A Bruxelles, le président congolais Félix-Antoine Tshisekedi Tshilombo a surpris les participants du Global Gateway Forum en appelant à « la paix des braves » avec son homologue rwandais Paul Kagame. Un geste de réconciliation salué par certains, mais jugé « cynique » par Kigali. Entre diplomatie affichée et réalités de guerre, l’espoir d’un apaisement durable reste suspendu.
« Je tends la main au président Kagame. Nous sommes les deux seuls capables d’arrêter cette escalade. Il n’est pas trop tard pour bien faire », a déclaré Félix-Antoine Tshisekedi Tshilombo, au Global Gatway Forum le 9 octobre dernier.
Le Global Gateway Forum, organisé du 9 au 10 octobre 2025 par l’Union européenne, a pour objectif de renforcer les partenariats économiques entre l’Europe et les pays en développement. L’initiative prévoit une enveloppe globale de 300 milliards d’euros d’ici 2027. La moitié de ces fonds est réservée à l’Afrique, en vue de financer les infrastructures, l’énergie, la santé et la transition verte.
Pour la RDC, ce rendez-vous a représenté une opportunité majeure de repositionnement économique. Il faut signaler que depuis un an, une Task Force spéciale sur l’attractivité des investissements européenstravaille à accroître la visibilité du pays auprès des bailleurs internationaux. Le président Tshisekedi, qui est arrivé mercredi soir à Bruxelles, y a défendu une vision d’un Congo « moteur du développement africain ».
Un appel inattendu à la “paix des braves”
Lors de son intervention, Félix Tshisekedi a choisi d’aller au-delà des questions économiques. Face à l’auditoire composé de dirigeants européens et africains, il a directement interpellé son homologue Paul Kagame, présent à la rencontre.
« Je n’ai jamais été belliqueux envers nos voisins (…) Nous devons regarder dans la même direction et travailler ensemble pour nos peuples », a-t-il lancé. Il a par la même occasion pris à témoin le président angolais João Lourenço, médiateur du processus de Luanda. Selon lui, la paix entre les deux pays était “presque acquise” avant d’être compromise par le Rwanda. « Nous étions à 98 % du chemin. Il n’est pas trop tard pour bien faire », a-t-il insisté. Dans une attitude d’humilité, le président Congolais a appelé à un sursaut d’orgueil régional.
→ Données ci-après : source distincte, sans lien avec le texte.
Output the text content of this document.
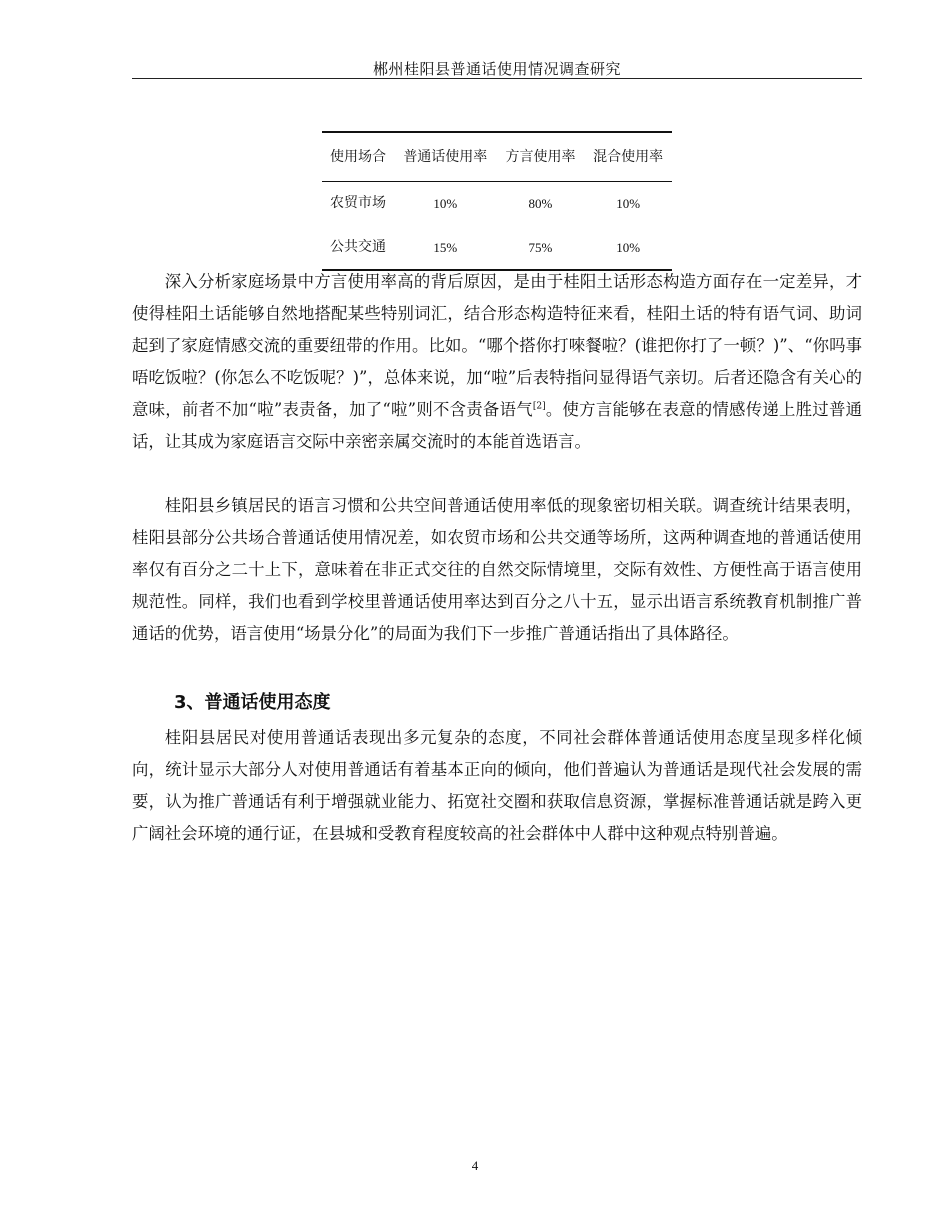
郴州桂阳县普通话使用情况调查研究
使用场合	普通话使用率	方言使用率	混合使用率
农贸市场	10%	80%	10%
公共交通	15%	75%	10%

深入分析家庭场景中方言使用率高的背后原因，是由于桂阳土话形态构造方面存在一定差异，才使得桂阳土话能够自然地搭配某些特别词汇，结合形态构造特征来看，桂阳土话的特有语气词、助词起到了家庭情感交流的重要纽带的作用。比如。“哪个搭你打唻餐啦？(谁把你打了一顿？)”、“你吗事唔吃饭啦？(你怎么不吃饭呢？)”，总体来说，加“啦”后表特指问显得语气亲切。后者还隐含有关心的意味，前者不加“啦”表责备，加了“啦”则不含责备语气[2]。使方言能够在表意的情感传递上胜过普通话，让其成为家庭语言交际中亲密亲属交流时的本能首选语言。

桂阳县乡镇居民的语言习惯和公共空间普通话使用率低的现象密切相关联。调查统计结果表明，桂阳县部分公共场合普通话使用情况差，如农贸市场和公共交通等场所，这两种调查地的普通话使用率仅有百分之二十上下，意味着在非正式交往的自然交际情境里，交际有效性、方便性高于语言使用规范性。同样，我们也看到学校里普通话使用率达到百分之八十五，显示出语言系统教育机制推广普通话的优势，语言使用“场景分化”的局面为我们下一步推广普通话指出了具体路径。

3、普通话使用态度

桂阳县居民对使用普通话表现出多元复杂的态度，不同社会群体普通话使用态度呈现多样化倾向，统计显示大部分人对使用普通话有着基本正向的倾向，他们普遍认为普通话是现代社会发展的需要，认为推广普通话有利于增强就业能力、拓宽社交圈和获取信息资源，掌握标准普通话就是跨入更广阔社会环境的通行证，在县城和受教育程度较高的社会群体中人群中这种观点特别普遍。

4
Le contre-attaque de Kigali
La réaction de Kigali ne s’est pas fait attendre. Le ministre rwandais des Affaires étrangères, Olivier Nduhungirehe, a qualifié les propos de Félix Tshisekedi de « cinéma politique ». L’accusant d’avoir « détourné un forum économique pour en faire une tribune d’accusation ».
Le président Kagame a parlé de coopération et de développement. « Ce n’était ni le lieu ni le moment pour rouvrir la question de la RDC », a déclaré le diplomate.
Le Rwanda estime que Kinshasa viole les accords de cessez-le-feu signés à Luanda et Washington, et accuse le président congolais de tenir un double discours — appelant à la paix tout en poursuivant des opérations militaires contre le M23.
Une paix encore à construire
Au-delà des échanges de mots, la scène bruxelloise illustre la complexité des relations entre les deux voisins. D’un côté, Kinshasa tente de rallier la communauté internationale autour d’un projet de paix et de développement durable ; de l’autre, Kigali persiste à dénoncer ce qu’il considère comme une mise en accusation diplomatique.
Pour les observateurs, le geste de Félix Tshisekedi, même contesté, aura eu le mérite de replacer la paix dans les Grands Lacs au cœur des débats internationaux.
Mais sur le terrain, les combats se poursuivent dans l’est de la RDC, où le M23 maintient la pression. Entre diplomatie des mots et réalités des armes, la paix des braves reste, pour l’instant, une promesse encore suspendue.